Berlín.- El secretario general de la Convención de la ONU sobre Biodiversidad, Ahmed Djoghlaf, instó hoy en Bonn a la comunidad internacional a alcanzar un acuerdo sobre bioseguridad que defina las responsabilidades en caso de que se produzcan daños en la producción y comercio de transgénicos.
Djoghlaf hizo estas declaraciones durante la conferencia de la ONU sobre Bioseguridad que se celebra desde ayer en Bonn y en la que más de dos mil expertos de gobiernos y ONG intentan elaborar un reglamento sobre responsabilidades y compensaciones en el campo de la tecnología transgénica.

La reunión de la ONU sobre Bioseguridad tiene como objetivo avanzar en el denominado Protocolo de Cartagena sobre Seguridad de la Biotecnología, aprobado en 2000 con el fin de proteger la biodiversidad frente a los riesgos potenciales de los organismos transgénicos.

Mientras que en la última conferencia celebrada en 2006 en Brasil se acordó identificar y etiquetar los productos transgénicos hasta 2012, en Bonn se buscará acordar un marco que regule el tipo de responsabilidades y compensaciones que deben darse en caso de que este tipo de productos causen daños a la agricultura o la naturaleza.

Djoghlaf instó a las partes a llegar a un acuerdo, entre otras razones, porque está en juego la credibilidad de la comunidad internacional. Lo que tiene que salir de Bonn, dijo, es "un paso histórico".
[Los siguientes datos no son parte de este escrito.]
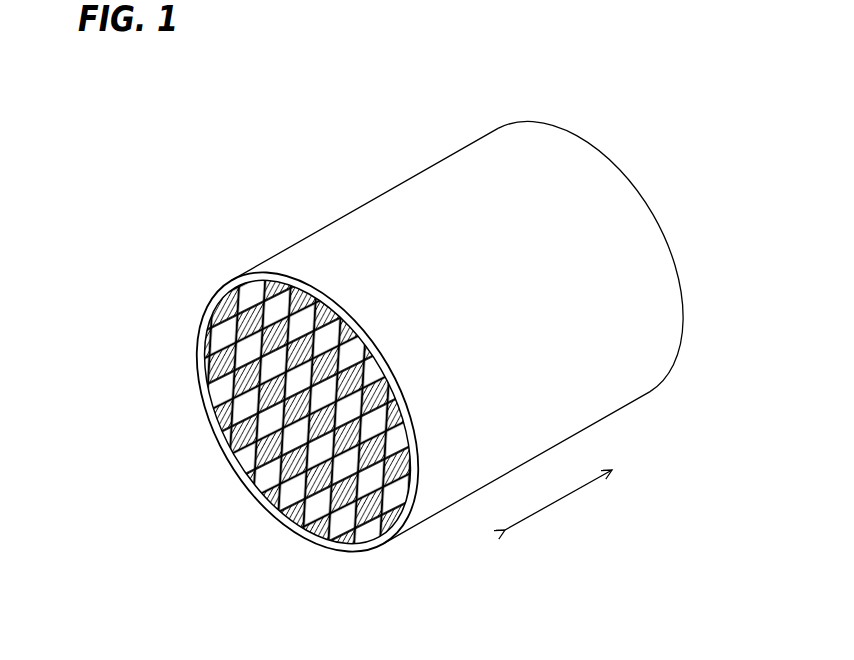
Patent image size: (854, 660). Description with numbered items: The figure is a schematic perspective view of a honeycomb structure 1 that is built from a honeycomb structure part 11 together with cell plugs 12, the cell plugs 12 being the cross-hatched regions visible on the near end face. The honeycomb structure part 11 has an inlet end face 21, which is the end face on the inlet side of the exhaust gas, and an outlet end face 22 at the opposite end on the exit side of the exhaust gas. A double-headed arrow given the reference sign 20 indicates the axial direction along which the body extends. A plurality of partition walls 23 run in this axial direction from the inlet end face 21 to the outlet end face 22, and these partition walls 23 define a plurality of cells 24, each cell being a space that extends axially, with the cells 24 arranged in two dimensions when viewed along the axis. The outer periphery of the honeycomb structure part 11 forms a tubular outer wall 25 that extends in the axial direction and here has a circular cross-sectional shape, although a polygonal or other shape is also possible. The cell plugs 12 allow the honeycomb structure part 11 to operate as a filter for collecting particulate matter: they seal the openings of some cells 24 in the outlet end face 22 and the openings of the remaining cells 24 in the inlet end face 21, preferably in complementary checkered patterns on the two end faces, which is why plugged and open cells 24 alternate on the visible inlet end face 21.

Básicamente, la idea es buscar un reglamento para proteger a los países en desarrollo de las importaciones de material transgénico inseguro; dentro de la Unión Europea existen mecanismos internos de compensaciones ilimitadas a los damnificados.

Varias ONG se lamentaron al comienzo de la conferencia de que las grandes multinacionales no muestran voluntad de cara a un reglamento de carácter vinculante.

Las seis principales multinacionales se han manifestado, según representantes de las ONG, únicamente dispuestas a establecer reglas voluntarias y rechazan todo acuerdo vinculante.

"Su objetivo es privatizar la legislación internacional", lamentó la presidenta del instituto de estudios medioambientales Ecoropa, Christine von Weizsäcker.

A partir de la semana próxima comenzará en también en Bonn la IX Conferencia de la Convención sobre Diversidad Biológica, a la que asistirán representantes de los más de 190 países firmantes, y que en su segunda parte contará con una nutrida presencia ministerial.